Bowl Food: Comfort in Troubled Times?

The Wall Street Journal: “A good rule for modern eating seems to be: When in doubt, put it in a bowl. Gone are the days when bowls were used only for soup or cereal. These days, we put all manner of things in bowls that once had no place there, from poached eggs to smoothies. Even Prince Harry and Megan Markle chose to offer breakfast food to guests at their wedding in bowls rather than on plates … Capacious bowls feel like the right container for the Asian-oriented dishes that many of us now prefer, not to mention pasta.”

“A ‘wellness bowl,’ also known as a Buddha bowl, reassures the eater that they have all their nutritional bases covered. The ingredients are all visible, one after another, like bullet points on a to-do list: tofu, green vegetables, quinoa, some kind of obscure seeds … Our abandonment of plates for bowls suggests that we are reverting to the simpler times of one-pot cookery, liberating ourselves once and for all from fork anxiety. Today, the thing that we are most short of in the kitchen is not necessarily money but time.
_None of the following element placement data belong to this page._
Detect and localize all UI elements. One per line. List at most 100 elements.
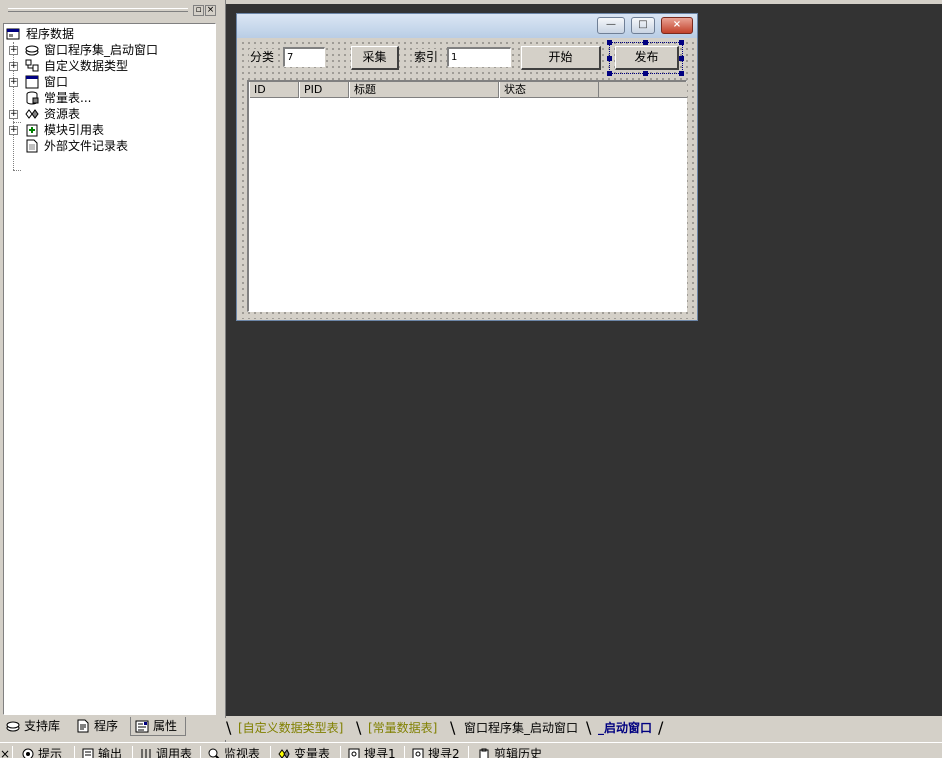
divider <box>404 746 405 758</box>
tab-separator: \ <box>226 718 232 737</box>
tab-startup-window[interactable]: _启动窗口 <box>598 718 652 738</box>
divider <box>340 746 341 758</box>
tab-hints[interactable]: 提示 <box>22 747 62 758</box>
left-panel: ▫ × 程序数据 + 窗口程序集_启动窗口 + 自定义数据类型 + 窗口 常量表… <box>0 0 222 742</box>
tree-item-custom-types[interactable]: + 自定义数据类型 <box>4 58 204 74</box>
resize-handle[interactable] <box>607 71 612 76</box>
column-header-id[interactable]: ID <box>249 82 299 98</box>
tab-window-assembly[interactable]: 窗口程序集_启动窗口 <box>464 718 578 738</box>
tab-label: 搜寻1 <box>364 747 396 758</box>
hint-icon <box>22 748 34 758</box>
tab-constant-table[interactable]: [常量数据表] <box>368 718 437 738</box>
tab-label: 输出 <box>98 747 123 758</box>
category-input[interactable]: 7 <box>283 47 325 67</box>
tree-item-window-assembly[interactable]: + 窗口程序集_启动窗口 <box>4 42 204 58</box>
data-type-icon <box>25 59 39 72</box>
tree-item-windows[interactable]: + 窗口 <box>4 74 204 90</box>
assembly-icon <box>25 45 39 56</box>
close-icon: × <box>206 5 215 15</box>
close-icon: × <box>672 19 682 30</box>
panel-splitter[interactable] <box>218 0 226 742</box>
resize-handle[interactable] <box>679 40 684 45</box>
clipboard-icon <box>479 748 489 758</box>
expand-toggle[interactable]: + <box>9 46 18 55</box>
tab-variable-table[interactable]: 变量表 <box>278 747 330 758</box>
tab-clipboard-history[interactable]: 剪辑历史 <box>478 747 542 758</box>
resize-handle[interactable] <box>643 40 648 45</box>
call-table-icon <box>141 749 151 758</box>
design-workspace[interactable]: — □ × 分类 7 采集 索引 1 开始 发布 ID PID 标题 状态 <box>226 4 942 716</box>
minimize-icon: — <box>606 19 616 30</box>
form-titlebar[interactable]: — □ × <box>237 14 697 38</box>
program-icon <box>77 719 89 733</box>
bottom-close-button[interactable]: × <box>0 747 10 758</box>
module-icon <box>26 124 38 137</box>
tab-label: 属性 <box>153 719 178 733</box>
minimize-button[interactable]: — <box>597 17 625 34</box>
expand-toggle[interactable]: + <box>9 110 18 119</box>
tab-call-table[interactable]: 调用表 <box>140 747 192 758</box>
maximize-button[interactable]: □ <box>631 17 655 34</box>
resize-handle[interactable] <box>607 40 612 45</box>
tab-label: 提示 <box>38 747 63 758</box>
tab-support-library[interactable]: 支持库 <box>2 717 72 736</box>
resize-handle[interactable] <box>679 56 684 61</box>
start-button[interactable]: 开始 <box>521 46 601 70</box>
resize-handle[interactable] <box>679 71 684 76</box>
watch-icon <box>208 748 220 758</box>
expand-toggle[interactable]: + <box>9 62 18 71</box>
panel-drag-grip[interactable] <box>8 8 188 12</box>
output-icon <box>82 748 94 758</box>
expand-toggle[interactable]: + <box>9 78 18 87</box>
panel-close-button[interactable]: × <box>205 5 216 16</box>
form-designer-window[interactable]: — □ × 分类 7 采集 索引 1 开始 发布 ID PID 标题 状态 <box>236 13 698 321</box>
tree-item-label: 模块引用表 <box>44 123 105 137</box>
column-header-title[interactable]: 标题 <box>349 82 499 98</box>
results-listview[interactable]: ID PID 标题 状态 <box>247 80 687 312</box>
tab-watch-table[interactable]: 监视表 <box>208 747 260 758</box>
tree-item-label: 自定义数据类型 <box>44 59 129 73</box>
document-tabs: \ [自定义数据类型表] \ [常量数据表] \ 窗口程序集_启动窗口 \ _启… <box>222 718 942 740</box>
divider <box>74 746 75 758</box>
tab-custom-data-types[interactable]: [自定义数据类型表] <box>238 718 343 738</box>
tab-properties[interactable]: 属性 <box>130 717 186 736</box>
library-icon <box>6 721 20 732</box>
column-header-pid[interactable]: PID <box>299 82 349 98</box>
tree-item-external-files[interactable]: 外部文件记录表 <box>4 138 204 154</box>
search-icon <box>412 748 424 758</box>
tree-item-label: 资源表 <box>44 107 81 121</box>
panel-restore-button[interactable]: ▫ <box>193 5 204 16</box>
tab-label: 程序 <box>94 719 119 733</box>
tree-item-resources[interactable]: + 资源表 <box>4 106 204 122</box>
divider <box>270 746 271 758</box>
tab-output[interactable]: 输出 <box>82 747 122 758</box>
tab-search-1[interactable]: 搜寻1 <box>348 747 396 758</box>
category-label: 分类 <box>249 49 276 65</box>
tab-label: 变量表 <box>294 747 331 758</box>
tree-item-module-references[interactable]: + 模块引用表 <box>4 122 204 138</box>
expand-toggle[interactable]: + <box>9 126 18 135</box>
tab-search-2[interactable]: 搜寻2 <box>412 747 460 758</box>
tab-separator: / <box>658 718 664 737</box>
index-input[interactable]: 1 <box>447 47 511 67</box>
tree-connector <box>13 170 21 171</box>
variable-icon <box>278 749 290 758</box>
program-data-icon <box>6 28 20 40</box>
resize-handle[interactable] <box>607 56 612 61</box>
listview-header: ID PID 标题 状态 <box>249 82 687 98</box>
program-tree[interactable]: 程序数据 + 窗口程序集_启动窗口 + 自定义数据类型 + 窗口 常量表... … <box>3 23 216 715</box>
tab-program[interactable]: 程序 <box>72 717 128 736</box>
tab-label: 搜寻2 <box>428 747 460 758</box>
tree-item-label: 窗口 <box>44 75 69 89</box>
form-client-area[interactable]: 分类 7 采集 索引 1 开始 发布 ID PID 标题 状态 <box>239 39 695 319</box>
tree-item-constants[interactable]: 常量表... <box>4 90 204 106</box>
resize-handle[interactable] <box>643 71 648 76</box>
divider <box>132 746 133 758</box>
column-header-status[interactable]: 状态 <box>499 82 599 98</box>
resources-icon <box>25 109 39 119</box>
divider <box>200 746 201 758</box>
tree-item-label: 外部文件记录表 <box>44 139 129 153</box>
window-icon <box>25 75 39 89</box>
collect-button[interactable]: 采集 <box>351 46 399 70</box>
window-close-button[interactable]: × <box>661 17 693 34</box>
Sales of bowls have climbed in tandem with the rise of the Instant Pot and the pressure cooker, time-saving gadgets that produce tasty dishes too sloppy for a plate.”

“Both bowls and spoons have always been associated with children; spoons are the most benign utensils, lacking the sharp edges of a knife or the spikes of a fork. It is from a bowl that most of us take our first gummy mouthfuls of solid food. The rise of the bowl in our lives suggests that many eaters are in a permanently fragile state, treating every meal as comfort food. In a world of alarming news, maybe we all need something to cradle.”